Michel Barnier in London

Reuters

Ahead of in-person negotiations resuming on Saturday, Mr Barnier said the “same significant divergences persist” between the two sides.

Negotiators had continued via video-link for the past week or so, after the positive Covid-19 test in a member of the EU negotiating team.

Alongside fishing, the Frenchman has for a while said post-Brexit competition rules and how any deal would be enforced remain the most difficult areas.

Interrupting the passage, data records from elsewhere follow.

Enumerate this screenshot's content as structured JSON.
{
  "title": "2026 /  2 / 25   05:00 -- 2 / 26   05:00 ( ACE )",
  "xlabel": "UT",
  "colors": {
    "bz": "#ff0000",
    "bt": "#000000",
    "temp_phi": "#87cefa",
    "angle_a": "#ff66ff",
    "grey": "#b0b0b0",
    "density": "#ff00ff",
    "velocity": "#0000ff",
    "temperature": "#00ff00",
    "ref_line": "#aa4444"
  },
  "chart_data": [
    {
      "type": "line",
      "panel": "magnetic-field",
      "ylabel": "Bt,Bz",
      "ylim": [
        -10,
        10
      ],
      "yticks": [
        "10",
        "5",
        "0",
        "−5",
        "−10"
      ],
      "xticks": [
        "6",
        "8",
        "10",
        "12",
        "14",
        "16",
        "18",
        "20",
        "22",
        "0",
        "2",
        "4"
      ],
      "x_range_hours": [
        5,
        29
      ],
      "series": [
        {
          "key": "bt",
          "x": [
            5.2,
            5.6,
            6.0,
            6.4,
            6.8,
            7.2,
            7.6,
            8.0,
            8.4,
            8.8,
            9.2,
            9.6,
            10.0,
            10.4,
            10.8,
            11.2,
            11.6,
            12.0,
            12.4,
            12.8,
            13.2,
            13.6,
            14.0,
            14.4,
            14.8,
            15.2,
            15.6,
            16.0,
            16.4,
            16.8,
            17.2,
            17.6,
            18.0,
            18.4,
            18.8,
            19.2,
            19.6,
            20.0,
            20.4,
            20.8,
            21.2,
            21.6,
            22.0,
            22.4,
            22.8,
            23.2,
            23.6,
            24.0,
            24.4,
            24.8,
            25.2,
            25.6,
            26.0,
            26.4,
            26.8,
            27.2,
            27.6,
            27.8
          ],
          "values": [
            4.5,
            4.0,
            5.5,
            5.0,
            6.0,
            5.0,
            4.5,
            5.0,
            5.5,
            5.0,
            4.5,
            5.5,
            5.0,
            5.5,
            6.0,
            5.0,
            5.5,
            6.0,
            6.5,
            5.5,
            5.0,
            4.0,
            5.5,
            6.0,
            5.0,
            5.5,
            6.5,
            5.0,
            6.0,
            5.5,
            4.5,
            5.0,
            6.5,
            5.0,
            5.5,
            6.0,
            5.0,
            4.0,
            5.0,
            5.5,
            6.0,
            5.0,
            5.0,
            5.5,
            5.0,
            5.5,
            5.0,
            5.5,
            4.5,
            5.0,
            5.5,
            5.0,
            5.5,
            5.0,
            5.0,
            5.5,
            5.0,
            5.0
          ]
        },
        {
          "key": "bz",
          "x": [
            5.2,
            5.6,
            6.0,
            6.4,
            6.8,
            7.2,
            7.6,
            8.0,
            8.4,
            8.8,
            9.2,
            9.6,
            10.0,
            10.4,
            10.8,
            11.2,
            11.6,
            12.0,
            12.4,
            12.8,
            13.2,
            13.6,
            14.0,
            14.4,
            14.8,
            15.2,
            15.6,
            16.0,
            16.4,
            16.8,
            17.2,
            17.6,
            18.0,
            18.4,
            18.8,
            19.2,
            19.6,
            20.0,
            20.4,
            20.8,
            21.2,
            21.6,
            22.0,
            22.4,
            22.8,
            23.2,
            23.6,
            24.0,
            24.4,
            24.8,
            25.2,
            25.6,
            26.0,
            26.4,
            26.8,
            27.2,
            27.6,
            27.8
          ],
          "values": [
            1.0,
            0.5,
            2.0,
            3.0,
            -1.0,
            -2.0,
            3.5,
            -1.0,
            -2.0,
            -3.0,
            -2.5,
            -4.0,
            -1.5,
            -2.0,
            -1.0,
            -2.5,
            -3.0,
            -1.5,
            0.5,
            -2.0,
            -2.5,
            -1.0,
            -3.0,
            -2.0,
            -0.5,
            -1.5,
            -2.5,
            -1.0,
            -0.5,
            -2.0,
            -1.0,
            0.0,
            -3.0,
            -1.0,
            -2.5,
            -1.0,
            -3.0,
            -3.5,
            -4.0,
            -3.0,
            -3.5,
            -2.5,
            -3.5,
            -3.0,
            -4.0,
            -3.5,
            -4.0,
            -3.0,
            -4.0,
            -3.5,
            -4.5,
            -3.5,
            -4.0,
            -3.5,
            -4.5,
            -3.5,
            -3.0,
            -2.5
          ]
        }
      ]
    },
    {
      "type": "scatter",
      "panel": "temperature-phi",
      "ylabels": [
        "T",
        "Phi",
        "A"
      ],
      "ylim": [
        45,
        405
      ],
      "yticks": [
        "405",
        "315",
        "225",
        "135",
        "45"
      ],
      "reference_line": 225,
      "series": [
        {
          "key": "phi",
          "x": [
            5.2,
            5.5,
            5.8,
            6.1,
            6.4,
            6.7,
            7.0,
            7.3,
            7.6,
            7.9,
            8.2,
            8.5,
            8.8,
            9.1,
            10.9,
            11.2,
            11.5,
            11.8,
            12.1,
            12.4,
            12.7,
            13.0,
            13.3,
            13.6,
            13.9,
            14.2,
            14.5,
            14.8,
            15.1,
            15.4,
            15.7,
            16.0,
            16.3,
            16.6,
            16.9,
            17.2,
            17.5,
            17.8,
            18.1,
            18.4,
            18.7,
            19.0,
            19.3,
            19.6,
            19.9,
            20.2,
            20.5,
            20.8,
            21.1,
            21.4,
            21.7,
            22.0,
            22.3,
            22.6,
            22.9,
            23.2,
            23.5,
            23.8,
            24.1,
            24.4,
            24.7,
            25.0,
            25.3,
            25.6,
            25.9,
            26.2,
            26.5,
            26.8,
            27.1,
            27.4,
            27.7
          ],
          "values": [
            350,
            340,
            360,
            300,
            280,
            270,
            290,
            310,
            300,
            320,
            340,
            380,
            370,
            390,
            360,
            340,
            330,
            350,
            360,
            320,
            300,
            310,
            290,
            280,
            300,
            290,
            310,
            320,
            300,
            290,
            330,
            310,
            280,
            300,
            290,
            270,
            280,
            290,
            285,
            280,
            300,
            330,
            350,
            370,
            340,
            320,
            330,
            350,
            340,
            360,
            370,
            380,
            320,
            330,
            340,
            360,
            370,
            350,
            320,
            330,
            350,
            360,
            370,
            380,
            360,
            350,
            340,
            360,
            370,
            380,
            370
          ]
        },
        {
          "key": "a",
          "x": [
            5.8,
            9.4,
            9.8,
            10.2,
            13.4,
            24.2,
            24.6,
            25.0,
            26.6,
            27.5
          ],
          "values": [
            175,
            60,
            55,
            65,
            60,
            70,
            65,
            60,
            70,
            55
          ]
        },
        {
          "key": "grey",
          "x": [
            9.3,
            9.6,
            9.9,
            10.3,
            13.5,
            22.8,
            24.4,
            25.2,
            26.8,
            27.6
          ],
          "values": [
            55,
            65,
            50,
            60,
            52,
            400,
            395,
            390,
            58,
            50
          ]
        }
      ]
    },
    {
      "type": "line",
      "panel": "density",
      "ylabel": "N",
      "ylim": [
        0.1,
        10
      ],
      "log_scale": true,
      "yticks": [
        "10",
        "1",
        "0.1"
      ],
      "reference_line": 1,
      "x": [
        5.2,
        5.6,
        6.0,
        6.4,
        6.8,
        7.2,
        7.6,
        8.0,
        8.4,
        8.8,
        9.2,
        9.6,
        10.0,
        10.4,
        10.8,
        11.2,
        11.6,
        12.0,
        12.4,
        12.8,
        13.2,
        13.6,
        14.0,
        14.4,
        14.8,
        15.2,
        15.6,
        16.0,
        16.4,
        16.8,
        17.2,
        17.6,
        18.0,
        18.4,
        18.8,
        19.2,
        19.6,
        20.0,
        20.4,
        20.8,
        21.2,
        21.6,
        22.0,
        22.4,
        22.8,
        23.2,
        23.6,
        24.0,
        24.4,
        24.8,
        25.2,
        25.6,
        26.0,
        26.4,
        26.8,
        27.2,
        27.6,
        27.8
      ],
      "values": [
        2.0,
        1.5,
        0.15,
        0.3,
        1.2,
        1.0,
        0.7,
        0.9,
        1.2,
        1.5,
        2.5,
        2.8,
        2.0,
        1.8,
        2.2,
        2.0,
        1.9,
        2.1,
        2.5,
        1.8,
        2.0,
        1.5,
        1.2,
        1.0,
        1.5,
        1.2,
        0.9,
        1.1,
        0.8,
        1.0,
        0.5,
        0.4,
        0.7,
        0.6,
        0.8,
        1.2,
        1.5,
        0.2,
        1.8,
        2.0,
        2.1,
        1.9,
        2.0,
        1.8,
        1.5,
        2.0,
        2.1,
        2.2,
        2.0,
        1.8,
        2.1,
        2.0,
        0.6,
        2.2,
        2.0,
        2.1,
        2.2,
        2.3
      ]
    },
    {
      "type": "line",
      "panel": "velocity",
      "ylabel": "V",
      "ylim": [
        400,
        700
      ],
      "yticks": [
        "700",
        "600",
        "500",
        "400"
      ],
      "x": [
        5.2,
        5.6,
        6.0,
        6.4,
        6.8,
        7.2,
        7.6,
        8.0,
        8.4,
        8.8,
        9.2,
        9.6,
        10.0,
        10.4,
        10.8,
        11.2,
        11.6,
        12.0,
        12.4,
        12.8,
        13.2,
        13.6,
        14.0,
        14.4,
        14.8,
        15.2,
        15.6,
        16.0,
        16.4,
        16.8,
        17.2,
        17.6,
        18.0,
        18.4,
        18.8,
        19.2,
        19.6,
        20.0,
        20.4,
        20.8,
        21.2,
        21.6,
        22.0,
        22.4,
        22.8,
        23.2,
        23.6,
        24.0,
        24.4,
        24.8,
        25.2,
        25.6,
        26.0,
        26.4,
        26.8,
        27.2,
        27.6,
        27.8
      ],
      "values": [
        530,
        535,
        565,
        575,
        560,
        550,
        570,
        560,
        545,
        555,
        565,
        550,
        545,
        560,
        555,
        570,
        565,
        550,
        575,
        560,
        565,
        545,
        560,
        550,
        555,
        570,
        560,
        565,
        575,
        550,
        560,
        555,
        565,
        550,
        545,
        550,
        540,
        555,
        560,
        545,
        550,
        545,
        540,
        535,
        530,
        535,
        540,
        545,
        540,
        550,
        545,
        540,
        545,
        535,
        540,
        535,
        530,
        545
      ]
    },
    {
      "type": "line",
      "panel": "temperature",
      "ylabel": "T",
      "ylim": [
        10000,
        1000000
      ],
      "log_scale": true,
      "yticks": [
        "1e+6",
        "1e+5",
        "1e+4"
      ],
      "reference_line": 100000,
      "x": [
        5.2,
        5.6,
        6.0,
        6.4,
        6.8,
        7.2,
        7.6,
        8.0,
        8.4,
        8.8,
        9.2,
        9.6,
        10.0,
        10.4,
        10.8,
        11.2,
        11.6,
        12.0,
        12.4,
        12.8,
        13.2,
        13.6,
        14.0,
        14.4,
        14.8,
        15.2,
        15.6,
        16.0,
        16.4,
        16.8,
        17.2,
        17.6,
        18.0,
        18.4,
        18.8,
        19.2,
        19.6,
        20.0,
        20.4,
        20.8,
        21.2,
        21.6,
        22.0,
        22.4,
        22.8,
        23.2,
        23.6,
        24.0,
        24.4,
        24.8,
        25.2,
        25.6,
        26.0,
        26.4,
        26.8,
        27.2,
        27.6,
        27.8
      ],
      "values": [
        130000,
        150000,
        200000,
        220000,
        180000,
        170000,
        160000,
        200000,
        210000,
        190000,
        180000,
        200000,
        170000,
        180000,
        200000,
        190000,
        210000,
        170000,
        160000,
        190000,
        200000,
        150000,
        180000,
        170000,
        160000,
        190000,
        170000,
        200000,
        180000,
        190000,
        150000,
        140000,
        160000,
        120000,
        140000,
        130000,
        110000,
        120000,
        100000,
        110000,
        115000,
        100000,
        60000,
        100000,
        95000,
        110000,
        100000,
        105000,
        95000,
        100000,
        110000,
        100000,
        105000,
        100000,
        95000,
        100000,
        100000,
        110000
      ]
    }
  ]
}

The two sides are continuing to haggle over how much access European fishing boats should have to British waters, and how much they would be allowed to catch from next year.

They are also at odds over how closely the UK should have to follow the EU’s social, labour, and environmental standards after the transition.

Transition deadline looms

The UK left the EU on 31 January, but it is continuing to follow the bloc’s rules until the end of the year as part of an 11-month transition period.

If a trade deal is not agreed by then, trading between the two will default to World Trade Organization rules.

The EU and UK can keep negotiating if they want to after this, but the two sides would face import taxes on goods traded between them.

The UK would have no access to the EU’s energy market, and no agreement on police and judicial co-operation.